We speak to Ivo Gut, director of the CNAG-CRG.
The Pan-Cancer Genome Project has resulted in a comprehensive genomic map of 38 different types of tumours. Spain has focused in chronic lymphatic leukaemia.
What was the CNAG-CRG contribution to the project?
The Spanish contribution to the ICGC focused on chronic lymphatic leukaemia. Many hospitals were involved in procuring samples, coordinated from the Hospital Clínic. And several universities and research centres played an important part. At the CNAG-CRG, we sequenced roughly 100 samples of the Pan-Cancer project, which represent about 5%.
Apart from this, I think we made another important, though less visible contribution. The whole consortium was divided into 18 working groups. I led the last one to be created but, in my view, one of the most important: the Quality Control working group. Our aim was to ensure that all the sequences – which were coming from sequencing centres around the world – had sufficient quality. This was not so straightforward; we soon realised that everyone was defining quality in a different way! So we established 5 criteria, with specific thresholds, and determined those on all of the genomes. In the end that meant that we had to discard 10% of the 3000 genomes submitted, because they didn’t reach the threshold. Evidently, if you have lousy quality data, all the interpretation that comes out of it is not reliable…

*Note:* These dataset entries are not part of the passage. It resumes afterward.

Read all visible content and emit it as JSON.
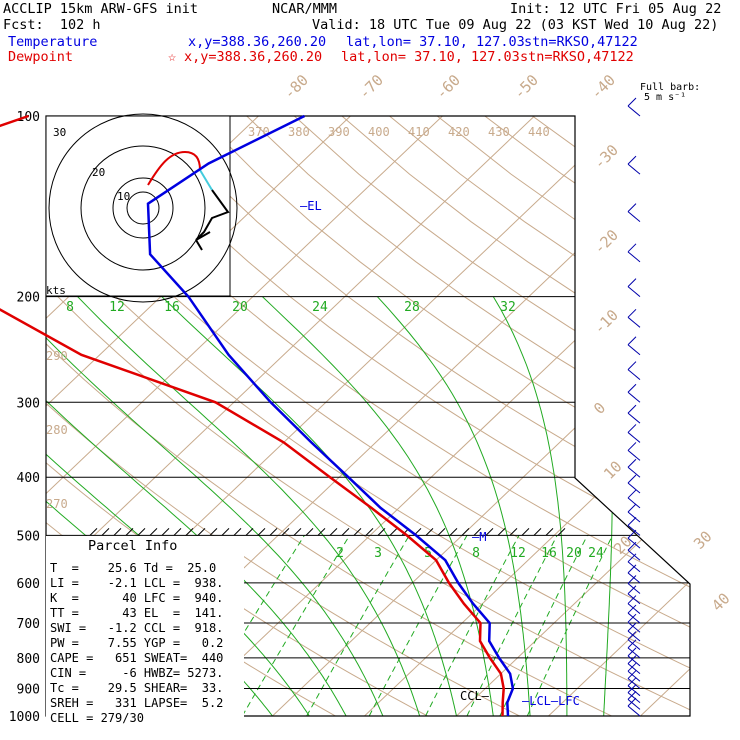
{
  "header": {
    "left1": "ACCLIP 15km ARW-GFS init",
    "center1": "NCAR/MMM",
    "right1": "Init: 12 UTC Fri 05 Aug 22",
    "left2": "Fcst:  102 h",
    "right2": "Valid: 18 UTC Tue 09 Aug 22 (03 KST Wed 10 Aug 22)"
  },
  "legend": {
    "temperature": {
      "label": "Temperature",
      "xy": "x,y=388.36,260.20",
      "latlon": "lat,lon= 37.10, 127.03",
      "stn": "stn=RKSO,47122",
      "color": "#0000e0"
    },
    "dewpoint": {
      "label": "Dewpoint",
      "star": "☆",
      "xy": "x,y=388.36,260.20",
      "latlon": "lat,lon= 37.10, 127.03",
      "stn": "stn=RKSO,47122",
      "color": "#e00000"
    }
  },
  "barb_legend": {
    "line1": "Full barb:",
    "line2": "5 m s⁻¹"
  },
  "hodograph": {
    "unit": "kts",
    "rings": [
      "10",
      "20",
      "30"
    ]
  },
  "parcel": {
    "title": "Parcel Info",
    "rows": [
      "T  =    25.6 Td =  25.0",
      "LI =    -2.1 LCL =  938.",
      "K  =      40 LFC =  940.",
      "TT =      43 EL  =  141.",
      "SWI =   -1.2 CCL =  918.",
      "PW =    7.55 YGP =   0.2",
      "CAPE =   651 SWEAT=  440",
      "CIN =     -6 HWBZ= 5273.",
      "Tc =    29.5 SHEAR=  33.",
      "SREH =   331 LAPSE=  5.2",
      "CELL = 279/30"
    ]
  },
  "chart_data": {
    "type": "line",
    "title": "",
    "ylabel": "",
    "pressure_levels": [
      100,
      200,
      300,
      400,
      500,
      600,
      700,
      800,
      900,
      1000
    ],
    "dry_adiabat_labels": [
      "370",
      "380",
      "390",
      "400",
      "410",
      "420",
      "430",
      "440",
      "290",
      "280",
      "270"
    ],
    "isotherm_labels_upper": [
      "-80",
      "-70",
      "-60",
      "-50",
      "-40",
      "-30",
      "-20",
      "-10",
      "0",
      "10",
      "20",
      "30",
      "40"
    ],
    "moist_adiabat_labels": [
      "8",
      "12",
      "16",
      "20",
      "24",
      "28",
      "32"
    ],
    "mixing_ratio_labels": [
      "2",
      "3",
      "5",
      "8",
      "12",
      "16",
      "20",
      "24"
    ],
    "markers": {
      "el": "EL",
      "m": "M",
      "ccl": "CCL",
      "lcl": "LCL",
      "lfc": "LFC"
    },
    "series": [
      {
        "name": "Temperature",
        "color": "#0000e0",
        "points": [
          [
            100,
            -65
          ],
          [
            120,
            -70
          ],
          [
            140,
            -72
          ],
          [
            170,
            -66
          ],
          [
            200,
            -57
          ],
          [
            250,
            -46
          ],
          [
            300,
            -36
          ],
          [
            350,
            -27
          ],
          [
            400,
            -19
          ],
          [
            450,
            -12
          ],
          [
            500,
            -5
          ],
          [
            550,
            1
          ],
          [
            600,
            5
          ],
          [
            650,
            9
          ],
          [
            700,
            13
          ],
          [
            750,
            15
          ],
          [
            800,
            18
          ],
          [
            850,
            21
          ],
          [
            900,
            23
          ],
          [
            950,
            24
          ],
          [
            1000,
            25.6
          ]
        ]
      },
      {
        "name": "Dewpoint",
        "color": "#e00000",
        "points": [
          [
            100,
            -95
          ],
          [
            110,
            -100
          ],
          [
            120,
            -96
          ],
          [
            140,
            -90
          ],
          [
            160,
            -85
          ],
          [
            180,
            -84
          ],
          [
            200,
            -80
          ],
          [
            250,
            -62
          ],
          [
            300,
            -42
          ],
          [
            350,
            -30
          ],
          [
            400,
            -21
          ],
          [
            450,
            -13
          ],
          [
            500,
            -6
          ],
          [
            550,
            0
          ],
          [
            600,
            4
          ],
          [
            650,
            8
          ],
          [
            700,
            12
          ],
          [
            750,
            14
          ],
          [
            800,
            17
          ],
          [
            850,
            20
          ],
          [
            900,
            22
          ],
          [
            950,
            23.5
          ],
          [
            1000,
            25
          ]
        ]
      }
    ]
  }
}
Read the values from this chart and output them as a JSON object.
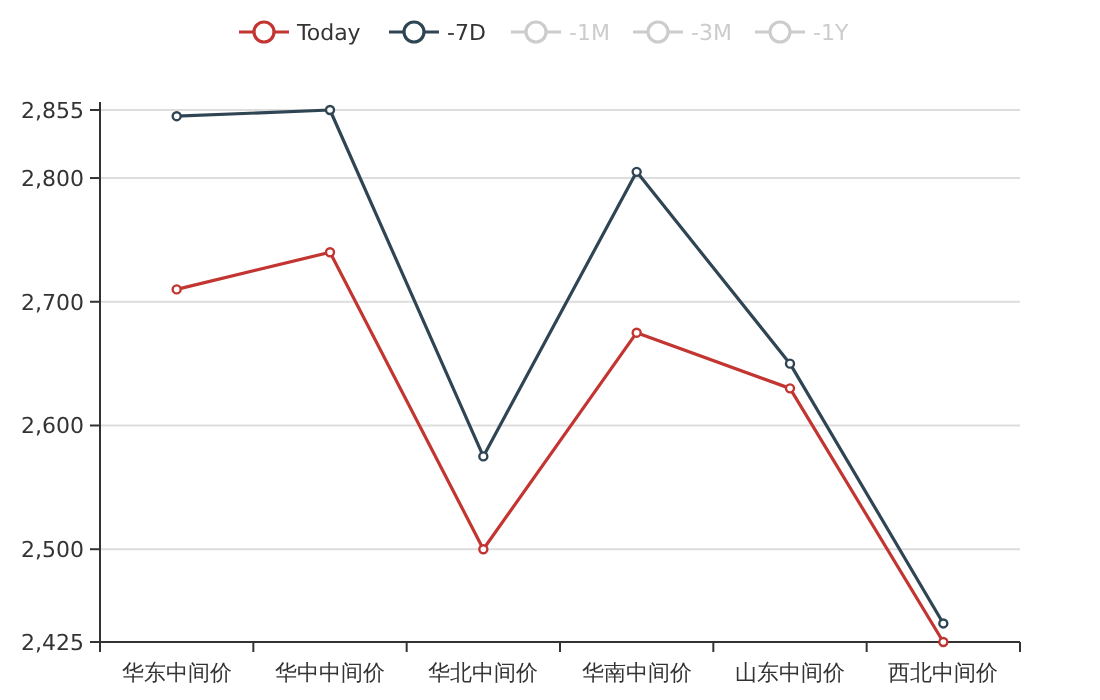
{
  "chart_data": {
    "type": "line",
    "categories": [
      "华东中间价",
      "华中中间价",
      "华北中间价",
      "华南中间价",
      "山东中间价",
      "西北中间价"
    ],
    "series": [
      {
        "name": "Today",
        "color": "#c23531",
        "values": [
          2710,
          2740,
          2500,
          2675,
          2630,
          2425
        ]
      },
      {
        "name": "-7D",
        "color": "#2f4554",
        "values": [
          2850,
          2855,
          2575,
          2805,
          2650,
          2440
        ]
      },
      {
        "name": "-1M",
        "color": "#cccccc",
        "values": [
          null,
          null,
          null,
          null,
          null,
          null
        ]
      },
      {
        "name": "-3M",
        "color": "#cccccc",
        "values": [
          null,
          null,
          null,
          null,
          null,
          null
        ]
      },
      {
        "name": "-1Y",
        "color": "#cccccc",
        "values": [
          null,
          null,
          null,
          null,
          null,
          null
        ]
      }
    ],
    "ylim": [
      2425,
      2855
    ],
    "yticks": [
      {
        "value": 2425,
        "label": "2,425"
      },
      {
        "value": 2500,
        "label": "2,500"
      },
      {
        "value": 2600,
        "label": "2,600"
      },
      {
        "value": 2700,
        "label": "2,700"
      },
      {
        "value": 2800,
        "label": "2,800"
      },
      {
        "value": 2855,
        "label": "2,855"
      }
    ],
    "grid": "y",
    "legend": "top",
    "marker": "circle",
    "line_style": "solid"
  }
}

What have been the challenges and highlights of this collaboration?
The sheer amount of data generated – each genome we analyse is 100.000.000.000 bases sequenced! It takes months to just copy all of the data from the over 2,500 cancer genomes. Just the effort of bringing all the data to one place is already a huge technical challenge. But in the end, what’s important is that we have proved that we can do it, and this initial work opens up endless possibilities for further studies.

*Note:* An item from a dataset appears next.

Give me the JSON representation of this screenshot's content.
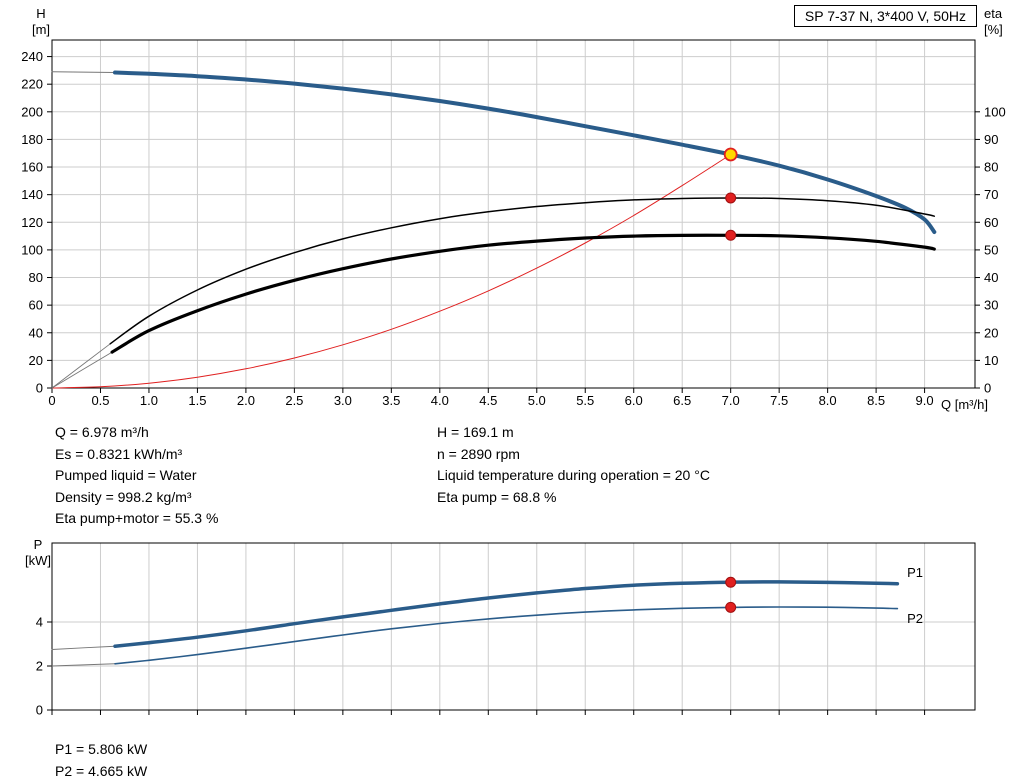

For each patient, we obtained cancer tissue and healthy tissue, and compared their genomic sequences, to look for differences. But the beauty of this project is that then you can compare whatever you want! You can compare tens of genomes of the same type of tumour. Or you can compare different types of tumours with each other – to see if there are any mutations that are common to all types.
Just the effort of bringing all the data to one place is already a huge technical challenge. But this sheer amount of data oppens up endless possibilities for further studies.
What’s next in store?
I think in the near future we are going to see genomic information being commonly used in clinical decisions. The cost of sequencing is not so big – I think that in less than 5 years most people with cancer might have their genome sequenced. The findings of the Pan-cancer study, and everything that we will learn from the data, are key for the development of personalized medicine.
“In the near future we are going to see genomic information being commonly used in clinical decisions”
There are new studies on the same line. I am currently participating in the “1+Million Genomes”, a European member states initiative, where 21 countries across Europe are trying to establish a system by which they can share genomic and clinical information with each other. Each country holds its own information, but allows qualified individuals to search across the dataset. The idea is to have 1 million genomes available by 2022, and eventually integrate this into healthcare. This will be tremendously useful, all this data will help inform diagnosis and treatment, in particular in areas such as rare diseases and cancer.